Um prêmio para prevenir a violência

 O professor Joseph Murray, do Programa de Pós-Graduação em Epidemiologia da UFPel, recebeu o prêmio Investigator Award, da agência Wellcome Trust, para financiar pesquisas inéditas sobre as causas e os fatores de prevenção da violência e do comportamento agressivo, com base em resultados das Coortes de Nascimentos de Pelotas.

O financiamento, no valor de 2,8 milhões de dólares será aplicado em três frentes de estudos sobre o tema até 2024 - determinantes da violência na primeira infância, análise do aumento da violência em nível populacional e prevenção precoce da violência. 

O pesquisador irá conduzir a primeira pesquisa populacional a investigar a influência de uma série de fatores biológicos e psicossociais presentes durante a infância sobre o desenvolvimento de padrões de agressividade e violência ao longo da vida, no contexto de países de baixa e média renda. 

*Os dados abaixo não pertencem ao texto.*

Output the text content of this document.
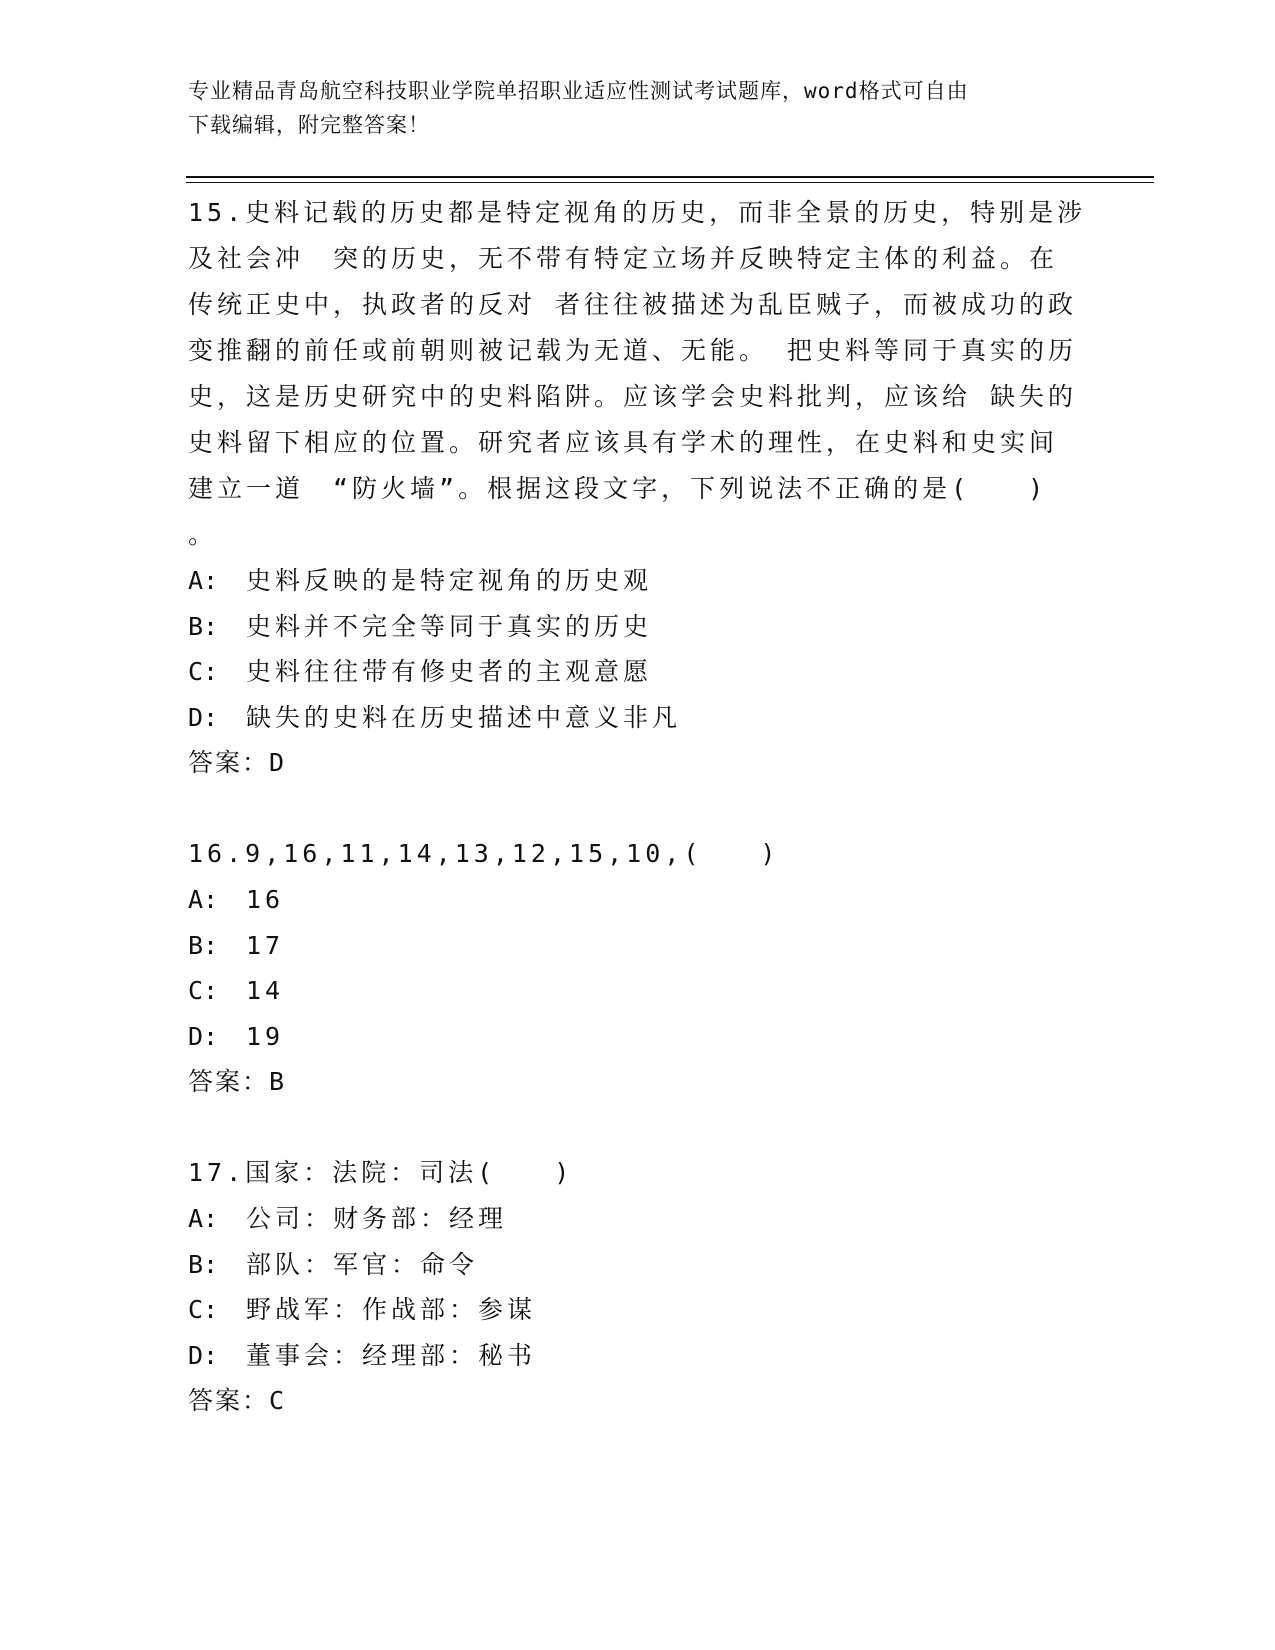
专业精品青岛航空科技职业学院单招职业适应性测试考试题库，word格式可自由
下载编辑，附完整答案！
15.史料记载的历史都是特定视角的历史，而非全景的历史，特别是涉
及社会冲　突的历史，无不带有特定立场并反映特定主体的利益。在
传统正史中，执政者的反对 者往往被描述为乱臣贼子，而被成功的政
变推翻的前任或前朝则被记载为无道、无能。 把史料等同于真实的历
史，这是历史研究中的史料陷阱。应该学会史料批判，应该给 缺失的
史料留下相应的位置。研究者应该具有学术的理性，在史料和史实间
建立一道　“防火墙”。根据这段文字，下列说法不正确的是(　　)
。
A: 史料反映的是特定视角的历史观
B: 史料并不完全等同于真实的历史
C: 史料往往带有修史者的主观意愿
D: 缺失的史料在历史描述中意义非凡
答案：D
16.9,16,11,14,13,12,15,10,(　　)
A: 16
B: 17
C: 14
D: 19
答案：B
17.国家：法院：司法(　　)
A: 公司：财务部：经理
B: 部队：军官：命令
C: 野战军：作战部：参谋
D: 董事会：经理部：秘书
答案：C
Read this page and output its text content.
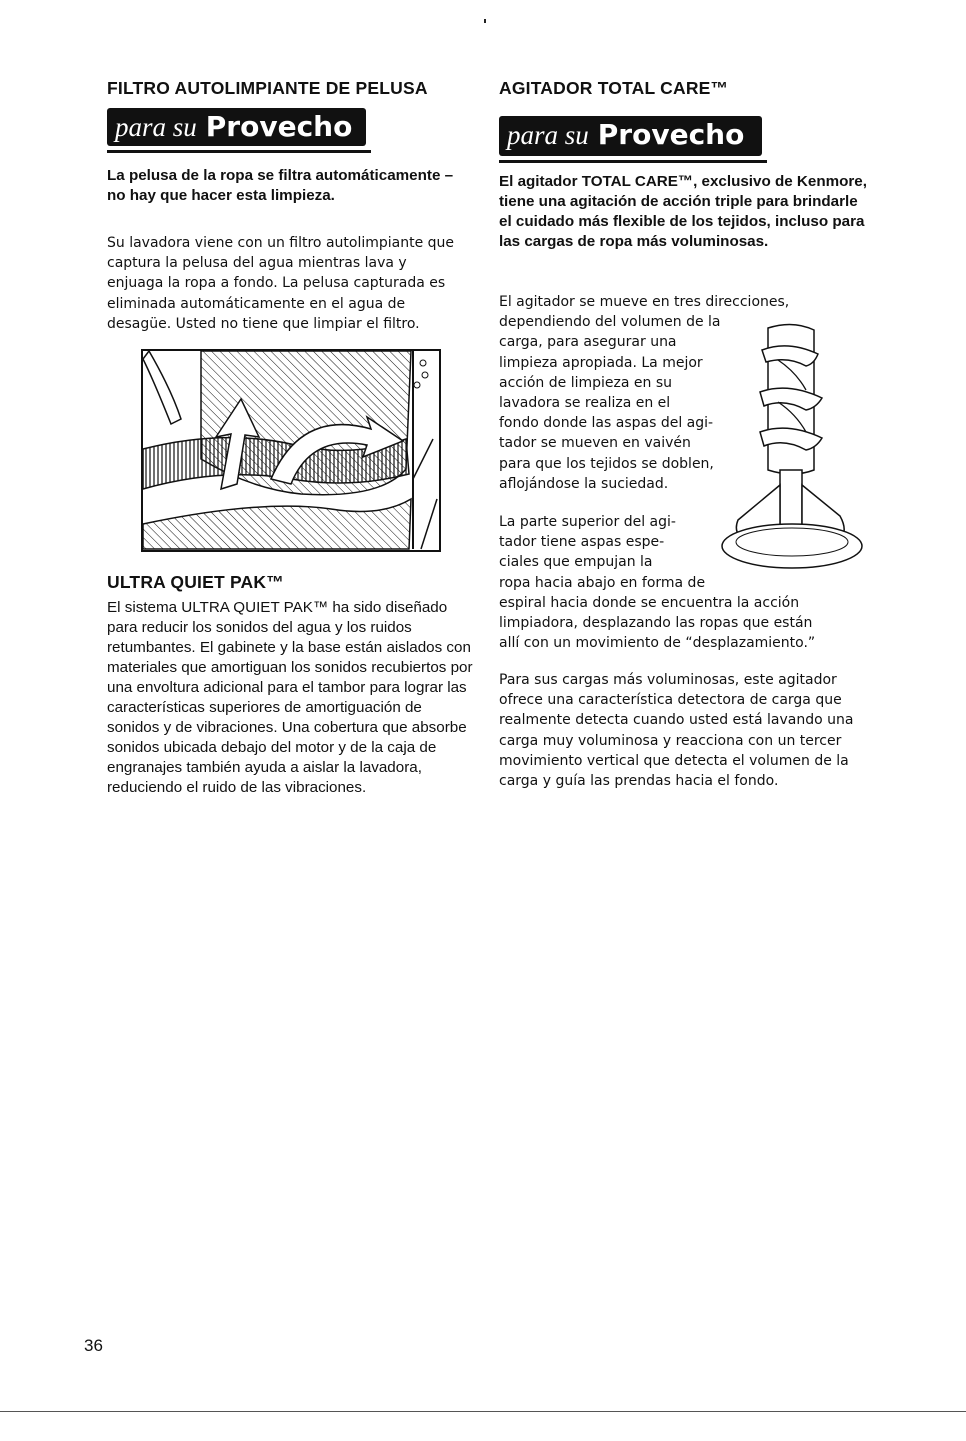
FILTRO AUTOLIMPIANTE DE PELUSA
para su Provecho

La pelusa de la ropa se filtra automáticamente – no hay que hacer esta limpieza.

Su lavadora viene con un filtro autolimpiante que captura la pelusa del agua mientras lava y enjuaga la ropa a fondo. La pelusa capturada es eliminada automáticamente en el agua de desagüe. Usted no tiene que limpiar el filtro.

ULTRA QUIET PAK™

El sistema ULTRA QUIET PAK™ ha sido diseñado para reducir los sonidos del agua y los ruidos retumbantes. El gabinete y la base están aislados con materiales que amortiguan los sonidos recubiertos por una envoltura adicional para el tambor para lograr las características superiores de amortiguación de sonidos y de vibraciones. Una cobertura que absorbe sonidos ubicada debajo del motor y de la caja de engranajes también ayuda a aislar la lavadora, reduciendo el ruido de las vibraciones.

AGITADOR TOTAL CARE™
para su Provecho

El agitador TOTAL CARE™, exclusivo de Kenmore, tiene una agitación de acción triple para brindarle el cuidado más flexible de los tejidos, incluso para las cargas de ropa más voluminosas.

El agitador se mueve en tres direcciones,
dependiendo del volumen de la
carga, para asegurar una
limpieza apropiada. La mejor
acción de limpieza en su
lavadora se realiza en el
fondo donde las aspas del agi-
tador se mueven en vaivén
para que los tejidos se doblen,
aflojándose la suciedad.
La parte superior del agi-
tador tiene aspas espe-
ciales que empujan la
ropa hacia abajo en forma de
espiral hacia donde se encuentra la acción
limpiadora, desplazando las ropas que están
allí con un movimiento de “desplazamiento.”

Para sus cargas más voluminosas, este agitador ofrece una característica detectora de carga que realmente detecta cuando usted está lavando una carga muy voluminosa y reacciona con un tercer movimiento vertical que detecta el volumen de la carga y guía las prendas hacia el fondo.

36
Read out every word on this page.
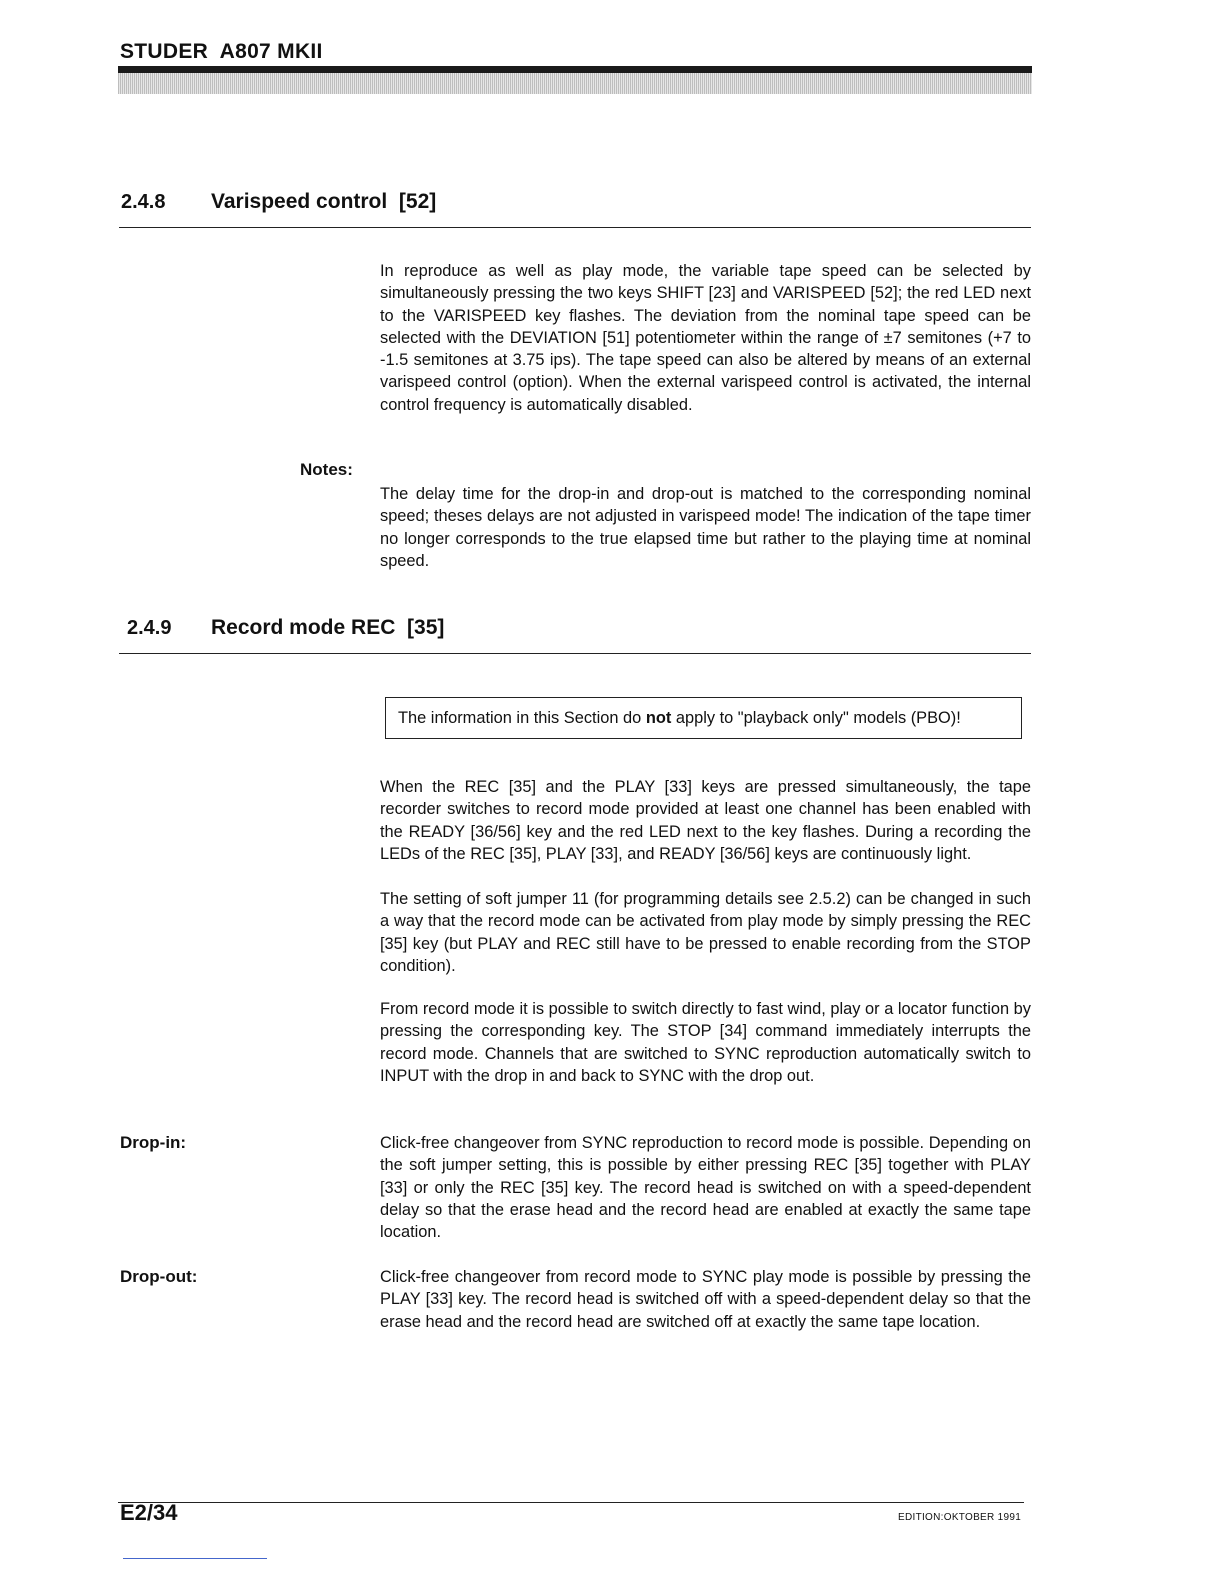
STUDER  A807 MKII
2.4.8 Varispeed control  [52]

In reproduce as well as play mode, the variable tape speed can be selected by simultaneously pressing the two keys SHIFT [23] and VARISPEED [52]; the red LED next to the VARISPEED key flashes. The deviation from the nominal tape speed can be selected with the DEVIATION [51] potentiometer within the range of ±7 semitones (+7 to -1.5 semitones at 3.75 ips). The tape speed can also be altered by means of an external varispeed control (option). When the external varispeed control is activated, the internal control frequency is automatically disabled.

Notes:

The delay time for the drop-in and drop-out is matched to the corresponding nominal speed; theses delays are not adjusted in varispeed mode! The indication of the tape timer no longer corresponds to the true elapsed time but rather to the playing time at nominal speed.

2.4.9 Record mode REC  [35]
The information in this Section do not apply to "playback only" models (PBO)!

When the REC [35] and the PLAY [33] keys are pressed simultaneously, the tape recorder switches to record mode provided at least one channel has been enabled with the READY [36/56] key and the red LED next to the key flashes. During a recording the LEDs of the REC [35], PLAY [33], and READY [36/56] keys are continuously light.

The setting of soft jumper 11 (for programming details see 2.5.2) can be changed in such a way that the record mode can be activated from play mode by simply pressing the REC [35] key (but PLAY and REC still have to be pressed to enable recording from the STOP condition).

From record mode it is possible to switch directly to fast wind, play or a locator function by pressing the corresponding key. The STOP [34] command immediately interrupts the record mode. Channels that are switched to SYNC reproduction automatically switch to INPUT with the drop in and back to SYNC with the drop out.

Drop-in:	Click-free changeover from SYNC reproduction to record mode is possible. Depending on the soft jumper setting, this is possible by either pressing REC [35] together with PLAY [33] or only the REC [35] key. The record head is switched on with a speed-dependent delay so that the erase head and the record head are enabled at exactly the same tape location.

Drop-out:	Click-free changeover from record mode to SYNC play mode is possible by pressing the PLAY [33] key. The record head is switched off with a speed-dependent delay so that the erase head and the record head are switched off at exactly the same tape location.

E2/34	EDITION:OKTOBER 1991
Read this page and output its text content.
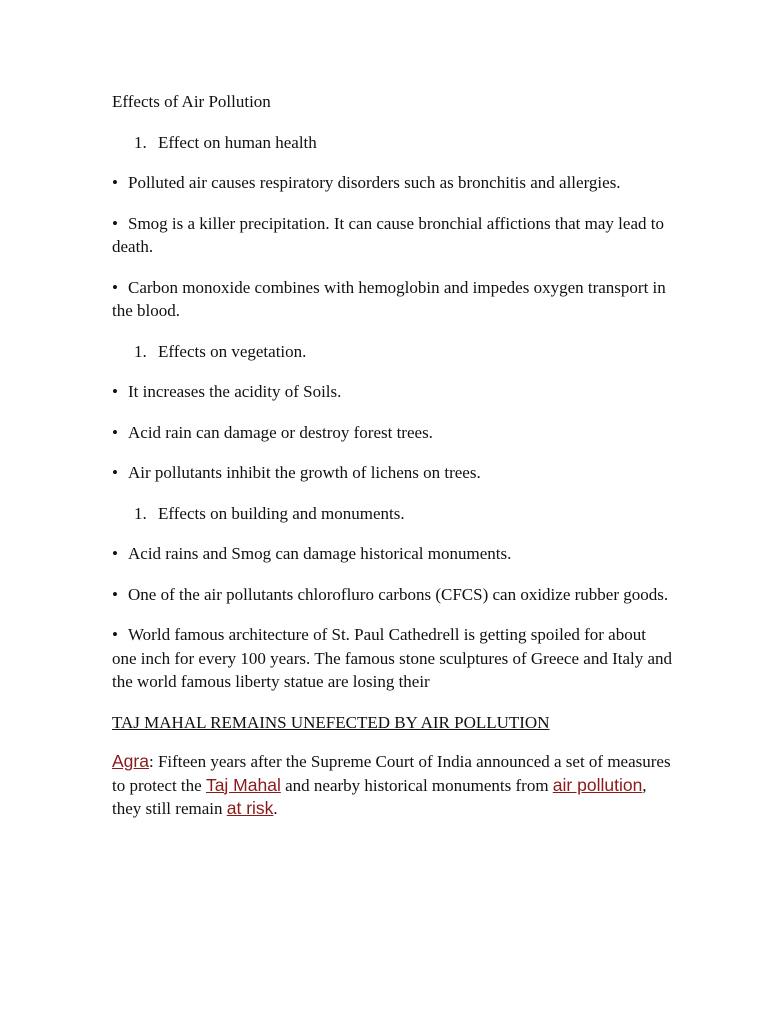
Effects of Air Pollution

1. Effect on human health

• Polluted air causes respiratory disorders such as bronchitis and allergies.

• Smog is a killer precipitation. It can cause bronchial affictions that may lead to death.

• Carbon monoxide combines with hemoglobin and impedes oxygen transport in the blood.

1. Effects on vegetation.

• It increases the acidity of Soils.

• Acid rain can damage or destroy forest trees.

• Air pollutants inhibit the growth of lichens on trees.

1. Effects on building and monuments.

• Acid rains and Smog can damage historical monuments.

• One of the air pollutants chlorofluro carbons (CFCS) can oxidize rubber goods.

• World famous architecture of St. Paul Cathedrell is getting spoiled for about one inch for every 100 years. The famous stone sculptures of Greece and Italy and the world famous liberty statue are losing their

TAJ MAHAL REMAINS UNEFECTED BY AIR POLLUTION

Agra: Fifteen years after the Supreme Court of India announced a set of measures to protect the Taj Mahal and nearby historical monuments from air pollution, they still remain at risk.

“Um problema central na criminologia é entender por que uma pequena proporção de crianças, entre 5 e 10%, desenvolve problemas de conduta persistentes que têm início precoce, ainda na infância, e acarretam alto risco para crimes graves e violentos. Como esse pequeno grupo, em geral, depois responde por mais da metade dos crimes, a identificação desses fatores de risco precoces é fundamental para a prevenção”, afirma o pesquisador. 

Pela primeira vez, o estresse, medido pelo biomarcador cortisol, será avaliado entre os fatores de risco para a violência em uma coorte de nascimentos e grande porte. O estudo irá examinar como a exposição de mães e crianças ao estresse crônico pode afetar indiretamente a trajetória de agressividade infantil. A hipótese é de que o estresse prolongado na infância esteja relacionado a prejuízos do funcionamento cognitivo e social, com impacto sobre o desenvolvimento da agressividade.  As principais áreas do cérebro relacionadas ao autocontrole e à regulação emocional são vulneráveis a consequências adversas da ativação excessiva do eixo hipotálamo-pituitária-adrenal em resposta ao estresse. 

Problemas de autocontrole infantil, como hiperatividade e impulsividade, são frequentemente associados a comportamentos antissociais. Déficits de habilidades verbais também desempenham um papel fundamental em condutas persistentes de agressividade. Dificuldades com  a linguagem afetam o preparo para ingressar nas atividades escolares e a capacidade de transitar pelas interações sociais. 

“O nosso estudo será o primeiro a analisar a relação entre o estresse crônico, indicado pelos níveis de cortisol em amostras de cabelo de mães e crianças, e padrões de agressividade. Especificamente, vamos determinar se ambientes estressantes afetam o comportamento agressivo via prejuízos da função sociocognitiva infantil”, completa o professor. 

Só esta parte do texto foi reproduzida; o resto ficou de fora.